Además, la estructura de negocio de estas empresas agrava el problema. Los servicios de selección y edición genética de embriones cuestan miles de dólares por ciclo. ¿Quién accede? Quien ya está arriba en la pirámide de ingresos. El resultado lógico es un futuro donde la desigualdad ya no se mida solo en salario o patrimonio, sino en ventajas biológicas acumuladas: niños con mejor salud, mayor rendimiento cognitivo y físico, elegidos desde el laboratorio, frente a una mayoría que no puede pagar ese “upgrade” genético. Es la versión biológica de la brecha entre quien tiene cuenta premium y quien se queda en el plan gratuito.
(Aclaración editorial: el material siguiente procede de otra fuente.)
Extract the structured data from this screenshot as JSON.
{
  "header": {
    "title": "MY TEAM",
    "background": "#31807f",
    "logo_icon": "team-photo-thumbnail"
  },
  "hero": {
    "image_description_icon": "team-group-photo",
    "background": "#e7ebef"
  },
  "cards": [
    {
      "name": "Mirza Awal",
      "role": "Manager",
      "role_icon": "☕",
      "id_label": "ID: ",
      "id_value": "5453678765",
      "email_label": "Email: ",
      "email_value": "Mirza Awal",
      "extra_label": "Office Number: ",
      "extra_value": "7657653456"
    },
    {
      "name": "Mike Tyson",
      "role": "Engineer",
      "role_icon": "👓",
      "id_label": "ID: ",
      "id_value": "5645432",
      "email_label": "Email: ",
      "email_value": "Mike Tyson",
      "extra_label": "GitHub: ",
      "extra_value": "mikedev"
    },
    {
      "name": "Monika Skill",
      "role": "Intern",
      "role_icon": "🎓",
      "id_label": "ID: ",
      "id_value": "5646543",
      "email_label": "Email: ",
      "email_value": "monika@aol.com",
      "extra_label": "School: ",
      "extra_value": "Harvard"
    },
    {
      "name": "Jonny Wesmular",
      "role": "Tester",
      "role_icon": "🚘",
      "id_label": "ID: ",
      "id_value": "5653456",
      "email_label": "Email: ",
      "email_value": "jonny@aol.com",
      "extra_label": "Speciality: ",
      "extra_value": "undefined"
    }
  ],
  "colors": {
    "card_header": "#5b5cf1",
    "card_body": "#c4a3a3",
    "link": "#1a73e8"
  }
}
La dimensión ética es contundente: permitir que el mercado de capital riesgo, guiado por retornos y “disrupción”, pilote la reescritura del genoma humano es abdicar de la política, de la democracia y de cualquier noción seria de bien común. El viejo “move fast and break things” suena distinto cuando lo que se puede romper no es una red social, sino la base biológica de nuestra especie. No se trata de estar a favor o en contra de la biotecnología, sino de quién decide, bajo qué reglas y con qué límites.
Este escándalo no es solo un capítulo más en la saga de Silicon Valley. Es una prueba de estrés global: ¿vamos a dejar que la carrera por los “bebés a la carta” la diriman un puñado de fondos, CEO y países con regulaciones flexibles, o vamos a imponer líneas rojas vinculantes a través de acuerdos internacionales y legislación dura? El tiempo para debatir no es cuando nazca el primer niño diseñado por encargo, sino ahora, mientras aún podemos decir “hasta aquí”.